El Ministro que enloquece
Los fanáticos de la obra de René Goscinny y Albert Uderzo recordamos con cariño (y muchos devoción, por qué no decirlo) las cintas de animación que durante tres décadas hicieron que las historias que nos sabíamos de memoria cobrasen vida con inusitada gracia y talento. Sobresalía sobre el conjunto una obra maestra como es Asterix y las doce pruebas (Les douze travaux d’Astérix, 1976), aventura en la que los irreductibles galos debían superar 12 retos que les planteaba el César para alcanzar la categoría de dioses. Una de las más complicadas (máxime porque en ella de nada servía la poción mágica de Panoramix), era cumplimentar una simple “formalidad administrativa”: recoger un formulario en un edificio gubernamental del año 50 A.C: la casa que enloquece. Una hilarante crítica a la burocracia de la sociedad actual a través de dos iconos de la cultura moderna francesa. Su única defensa no era otra que mimetizarse con el funcionamiento aparentemente cabal del engranaje para destruirlo desde dentro, o morir en el intento.
Crónicas diplomáticas es la adaptación de otro cómic francés, el ilustrado por Christophe Blain y escrito por Antonin Baundry, el hombre en el que se basa toda la historia. Baundry (que utiliza el seudónimo de Abel Lanzac) tuvo el honor (o el marrón) de ser el escritor de discursos de Dominic Villepin, ministro de asuntos exteriores de Francia de 2002 a 2004. Allí debió rememorar toda la secuencia de Asterix y Obelix, superados por las interminables trabas de la burocracia, solo que él se encontraba en un sitio en el que se tomaban decisiones que afectaban a millones de personas.

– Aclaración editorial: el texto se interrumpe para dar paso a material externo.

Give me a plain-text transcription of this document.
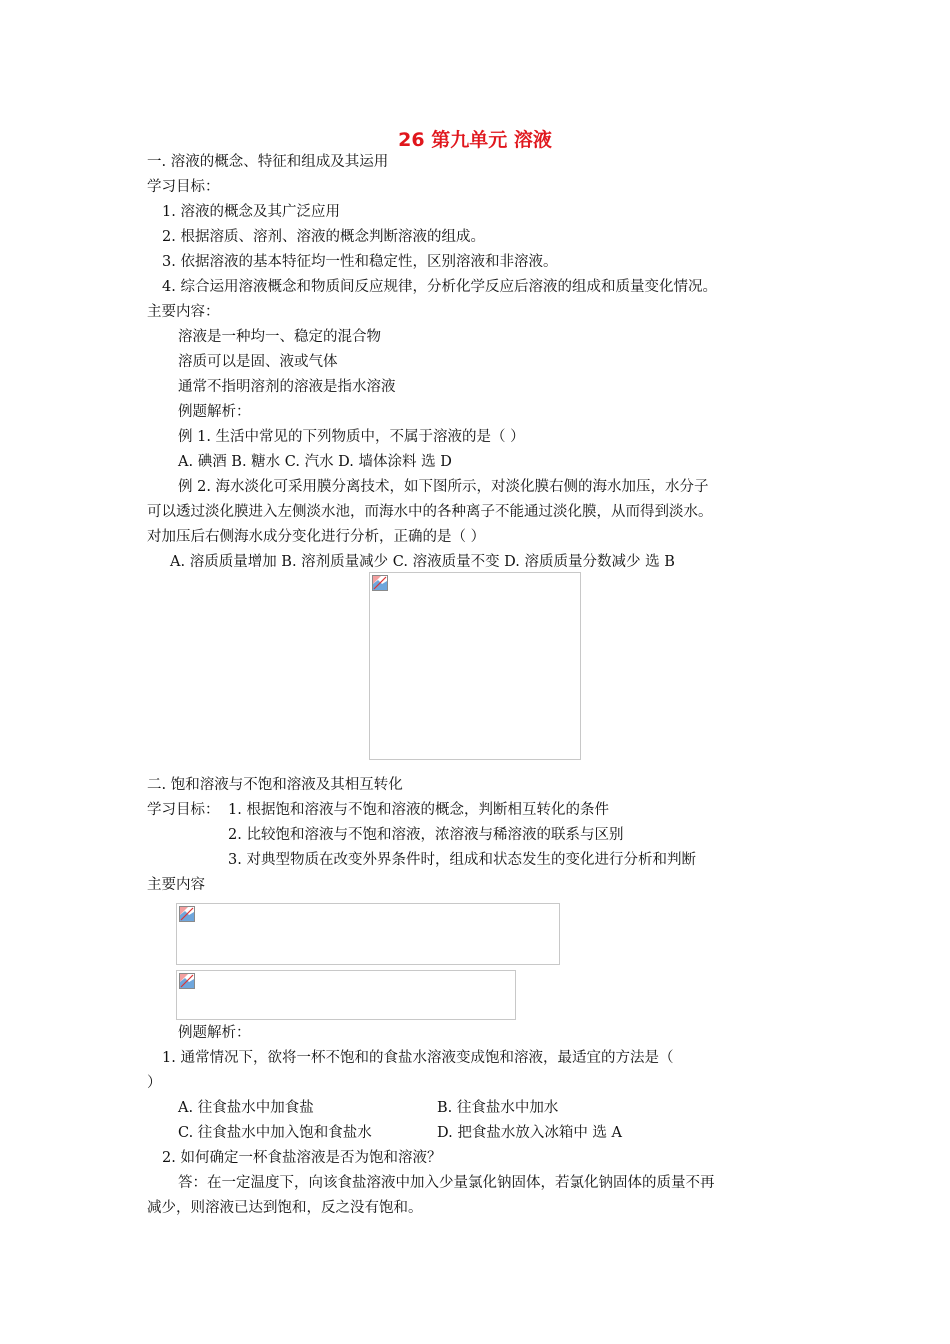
26 第九单元 溶液
一. 溶液的概念、特征和组成及其运用
学习目标：
1. 溶液的概念及其广泛应用
2. 根据溶质、溶剂、溶液的概念判断溶液的组成。
3. 依据溶液的基本特征均一性和稳定性，区别溶液和非溶液。
4. 综合运用溶液概念和物质间反应规律，分析化学反应后溶液的组成和质量变化情况。
主要内容：
溶液是一种均一、稳定的混合物
溶质可以是固、液或气体
通常不指明溶剂的溶液是指水溶液
例题解析：
例 1. 生活中常见的下列物质中，不属于溶液的是（ ）
A. 碘酒 B. 糖水 C. 汽水 D. 墙体涂料 选 D
例 2. 海水淡化可采用膜分离技术，如下图所示，对淡化膜右侧的海水加压，水分子
可以透过淡化膜进入左侧淡水池，而海水中的各种离子不能通过淡化膜，从而得到淡水。
对加压后右侧海水成分变化进行分析，正确的是（ ）
A. 溶质质量增加 B. 溶剂质量减少 C. 溶液质量不变 D. 溶质质量分数减少 选 B
二. 饱和溶液与不饱和溶液及其相互转化
学习目标： 1. 根据饱和溶液与不饱和溶液的概念，判断相互转化的条件
2. 比较饱和溶液与不饱和溶液，浓溶液与稀溶液的联系与区别
3. 对典型物质在改变外界条件时，组成和状态发生的变化进行分析和判断
主要内容
例题解析：
1. 通常情况下，欲将一杯不饱和的食盐水溶液变成饱和溶液，最适宜的方法是（
）
A. 往食盐水中加食盐	B. 往食盐水中加水
C. 往食盐水中加入饱和食盐水	D. 把食盐水放入冰箱中 选 A
2. 如何确定一杯食盐溶液是否为饱和溶液？
答：在一定温度下，向该食盐溶液中加入少量氯化钠固体，若氯化钠固体的质量不再
减少，则溶液已达到饱和，反之没有饱和。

El Ministerio que traslada Bertrand Tavernier a la pantalla es un lugar caótico en el que hay tantos puestos que nadie sabe para qué sirven, jerarquías sin sentido y personas que vagan sin saber ante quién tienen que responder. En un equilibrio ya muy precario tiene que encajar el alter-ego de Baundry que interpreta Raphael Personnaz, un profesional que no comulga ideológicamente con su empleador pero que juzga como algo fundamental el trabajo bien hecho. Su objetivo es un discurso que el Ministro tiene que dar ante las Naciones Unidas en Nueva York, una formalidad de diez minutos que se acaba convirtiendo en su peor pesadilla.
Thierry Lhermitte (La cena de los idiotas) es el encargado de dar vida al Ministro Taillard, un pomposo y atlético pseudo-intelectual capaz de convertir cualquier cita ancestral en un discurso político. Es su personalidad impulsiva y cambiante la que más juego le da a Tavernier para practicar con el lenguaje del cómic y los recursos que este puede importar al cine: pantallas partidas, viñetas que se suceden y sobre todo elementos onomatopéyicos como las entradas y salidas del inefable mandatario, acompañadas del vuelo de un montón de papeles, como una fuerza sobrenatural de la demagogia que no hace otra cosa que subrayar el hecho de que siempre hace mucho ruido para realmente no decir nada.
El redactor de discursos reproduce los vaivenes de los dos afamados galos, de asesor en asesor, para acabar siempre estampado en los caprichos de Taillard. Una tarea de meses para diez minutos probablemente intrascendentes. Hay en Quai d’Orsay tanta gracia y talento como en la casa que enloquece, pero eso entraña también sus riesgos. Si finalmente conseguimos nuestro objetivo y sacamos algo en claro (sin volvernos locos), acabaremos disfrutando mucho de este extraño lugar forrado de terciopelo.